Pemerintah kembali menyiapkan skema insentif untuk mendorong pasar motor listrik di Indonesia. Menteri Koordinator Bidang Perekonomian Airlangga Hartarto mengatakan skema tersebut masih dalam tahap pematangan, tetapi anggarannya telah tersedia dan Presiden Prabowo Subianto sudah memberikan persetujuan.
Menariknya, Airlangga juga menyebut dua merek motor listrik lokal yang akan mendapatkan insentif, yakni Alva dan Gesits.

"Untuk produknya, salah satunya Alva, salah duanya Gesits," ujar Airlangga setelah Konferensi Pers Nota Keuangan dan RAPBN Tahun Anggaran 2027 di Kantor Pusat Direktorat Jenderal Pajak, Jakarta, seperti dikutip Antara.

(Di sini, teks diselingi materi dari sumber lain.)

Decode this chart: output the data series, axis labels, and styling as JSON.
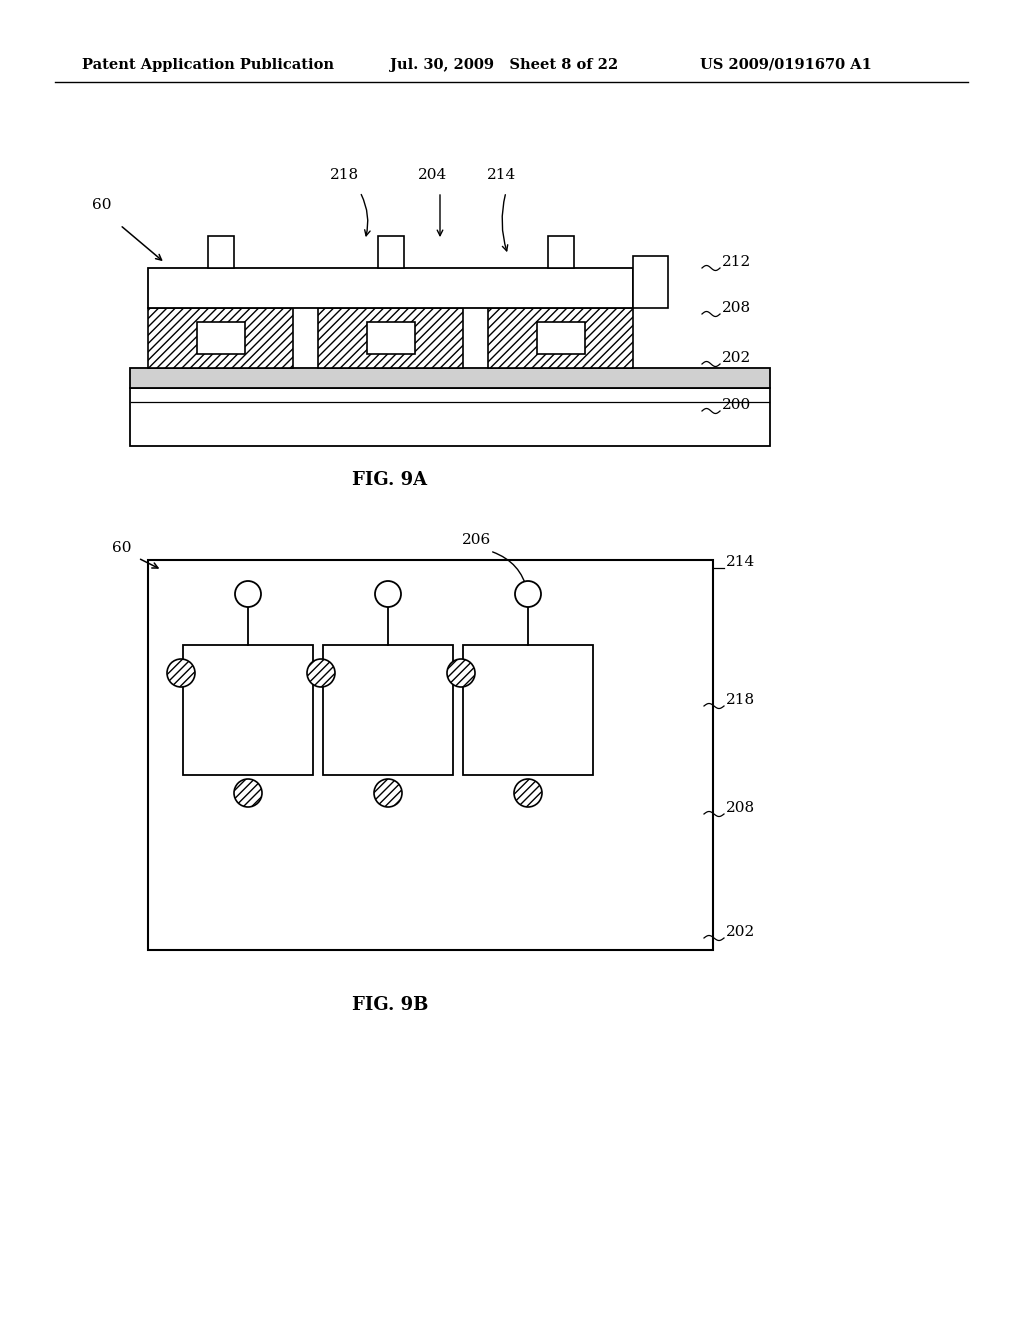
{
  "header_left": "Patent Application Publication",
  "header_mid": "Jul. 30, 2009   Sheet 8 of 22",
  "header_right": "US 2009/0191670 A1",
  "fig9a_label": "FIG. 9A",
  "fig9b_label": "FIG. 9B",
  "bg_color": "#ffffff",
  "line_color": "#000000"
}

Meski demikian, pemerintah belum membeberkan secara rinci berapa besar insentif, bentuk bantuan, kuota, maupun mekanisme penyalurannya. Airlangga menegaskan skemanya masih dimatangkan.
Alva dan Gesits Jadi Dua Merek yang Disebut Airlangga
Dua merek yang disebut secara langsung adalah Alva dan Gesits.
Keduanya merupakan merek yang telah mengembangkan dan memproduksi sepeda motor listrik di Indonesia. Alva berada di bawah PT Ilectra Motor Group, sementara Gesits dikenal sebagai salah satu pionir motor listrik nasional.
Nama Alva juga menjadi sorotan karena fasilitas produksinya di Cikarang, Jawa Barat, menjadi lokasi peluncuran Motor Listrik Nasional (MoLiNas) oleh Presiden Prabowo Subianto pada 13 Agustus 2026.
Dalam acara tersebut, Presiden meninjau proses produksi motor listrik di fasilitas Alva sekaligus melihat ekosistem kendaraan listrik yang dikembangkan di lokasi tersebut.
Namun, penyebutan Alva dan Gesits oleh Airlangga perlu dibaca secara hati-hati. Belum ada rincian resmi mengenai formula insentif yang secara spesifik akan diterima masing-masing merek.
Dengan kata lain, informasi yang tersedia saat ini baru memastikan kedua merek tersebut disebut pemerintah sebagai produk yang akan masuk skema insentif.
Penjualan Motor Listrik Pernah Melonjak Saat Ada Insentif
Rencana insentif baru tidak terlepas dari pengalaman program bantuan pembelian kendaraan listrik sebelumnya.
Data penjualan berdasarkan Sistem Registrasi Uji Tipe (SRUT) Kementerian Perhubungan menunjukkan pasar motor listrik mengalami lonjakan signifikan sejak program insentif diberlakukan.
Penjualan tercatat:
| Tahun | Motor listrik |
|---|---|
| 2022 | 17.198 unit |
| 2023 | 62.409 unit |
| 2024 | 77.078 unit |
| 2025 | 55.059 unit |
Penjualan melonjak sekitar 263 persen dari 17.198 unit pada 2022 menjadi 62.409 unit pada 2023. Pada 2024, angkanya kembali meningkat menjadi 77.078 unit.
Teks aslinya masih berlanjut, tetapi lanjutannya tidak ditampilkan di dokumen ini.